The Democrat's attorneys "immediately saw that this was a case that could essentially reshape the Sunshine Law, the way public records are shared,” Hatfield said, helping shine a light on how business is now conducted out of the public’s view.

The result: The city settled, paid the Democrat’s legal fees and has created new policies for preserving text messages. It’s a change that could be a model for other states.

“The precedents do matter for other states, so I do think that it’s significant,” said Max Galka, the founder of FOIA Mapper, a tool that shows what FOIAs can do. “To what degree it’s going to matter, I don’t know, but it is a promising development.”

There are a few lessons from their success for other newsrooms. The first – the foundations of journalism still work.

In this case, a records request actually helped the Democrat find the story that led to the lawsuit and change.

Investigative reporters Jeff Burlew and Jeffrey Schweers (fondly known as “the Jeffs,” Hatfield said,) spent months covering the FBI’s investigation into corruption in the city. Burlew requested the application and job interview video of the agent in charge who later became president of the Florida Bar Association. In those records, the agent laid out details of the case.

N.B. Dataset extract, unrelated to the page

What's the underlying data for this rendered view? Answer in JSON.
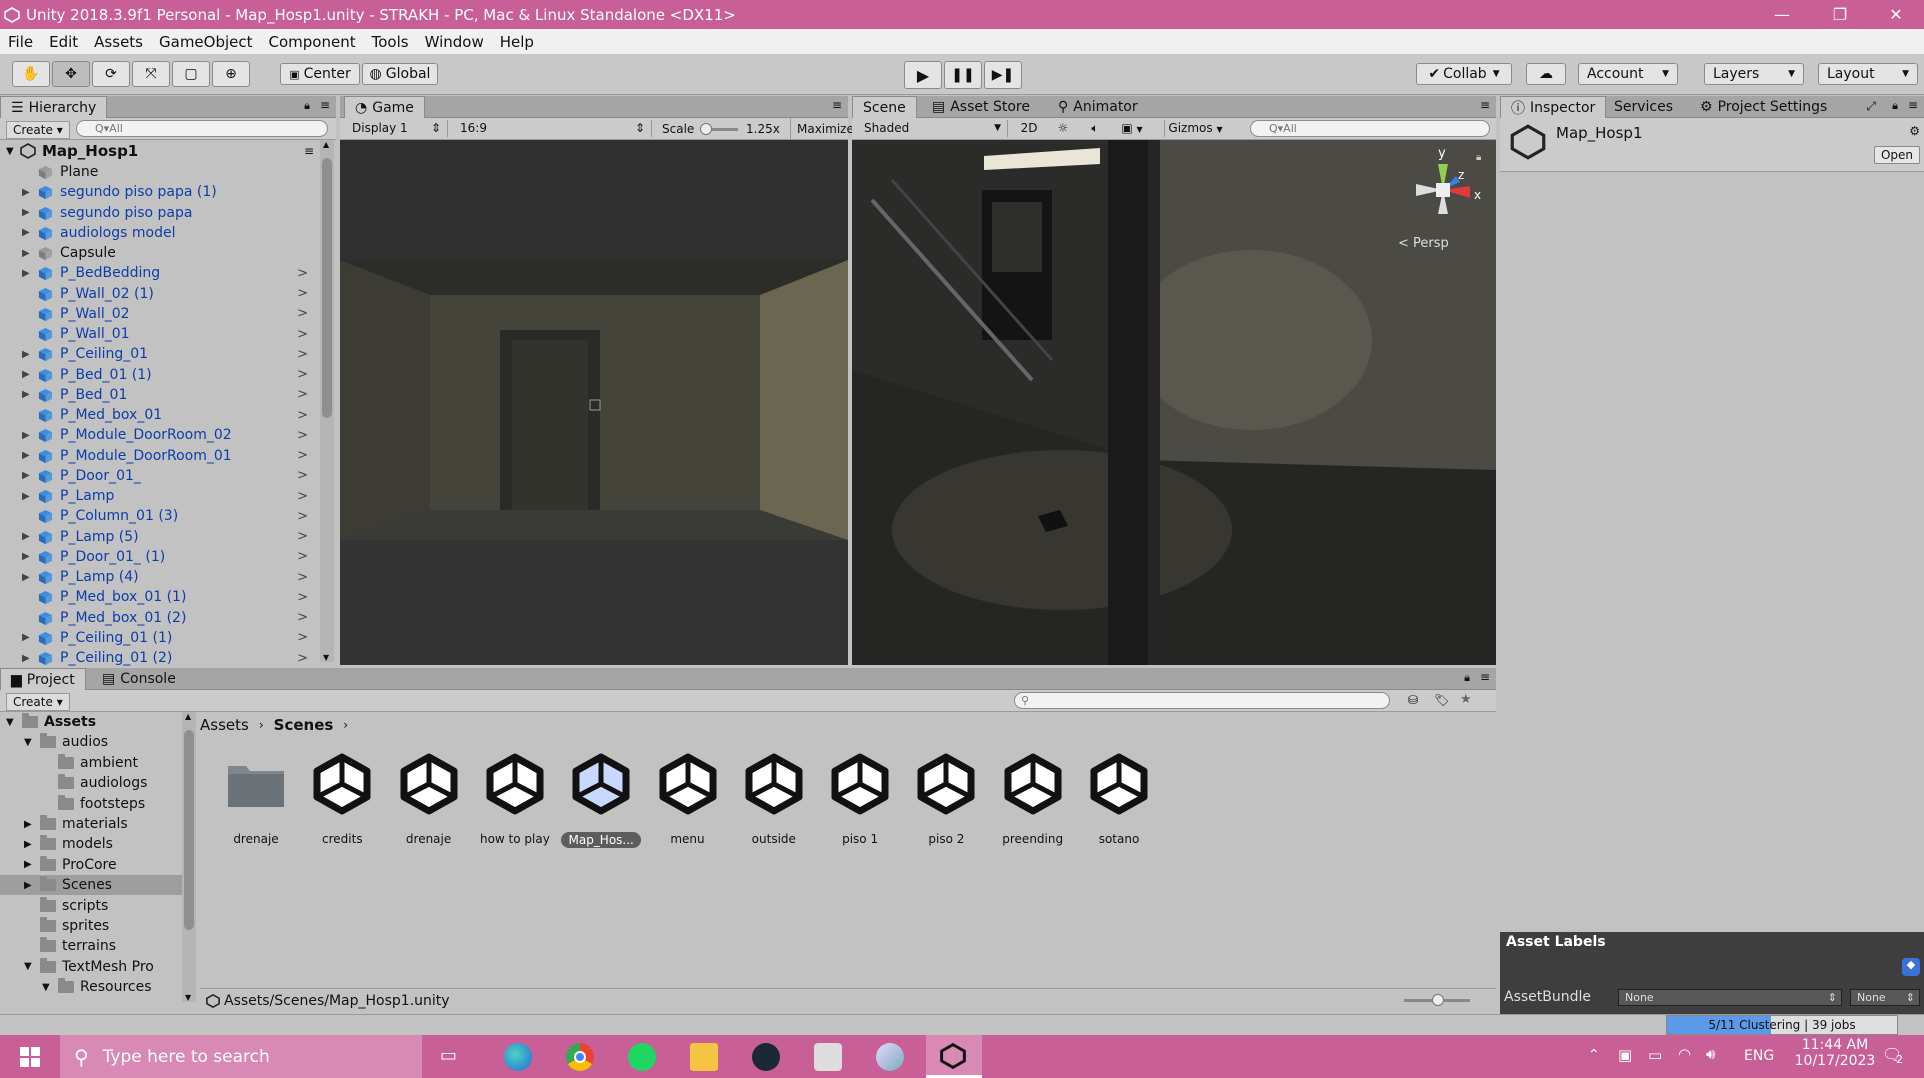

There were a lot of rabbit holes to go down from there, Hatfield said. One of them led the reporters to the city manager. The reporters got a tip that he’d solicited football tickets, which the city manager denied.

“For a while it kind of ended there,” Hatfield said.

But the Jeffs kept reporting and building relationships with their sources. And that led them to the missing text messages.

“It helps if you’ve got reporting that essentially makes your issue a slam dunk, instead of suing in the dark," said Skip Foster, the Democrat’s president and publisher. 

A second lesson: You have to pick your shots these days.

“The biggest thing In journalism right now is it’s is all about priorities," Hatfield said. "There are so many shiny objects. When all of this came down, the Democrat’s leadership team said this is a priority.”

Another: “I’ve learned it helps if you have a good lawyer,” Foster said.

Galka suspects that most government agencies don’t have systems in place to save text messages. That makes it pretty easy for them to claim those records don’t exist. It’s hard enough to get emails, which do have systems in place to preserve them, he said.

He hopes that more agencies will consider how they can and should be saving text messages and that more news organizations will file lawsuits when those agencies claim no texts exist.

“If more lawsuits started coming out like this, I think that would be an extremely positive development for FOIA.”

There's one more lesson for journalists from the settlement, Hatfield said. Ask for those text messages, and be explicit about it. Everyone communicates now with texts.

If you get records back and they don't include texts, he said, "ask why."

Correction: The Democrat sued for the city manager's texts. An earlier version of the headline said he was a politician.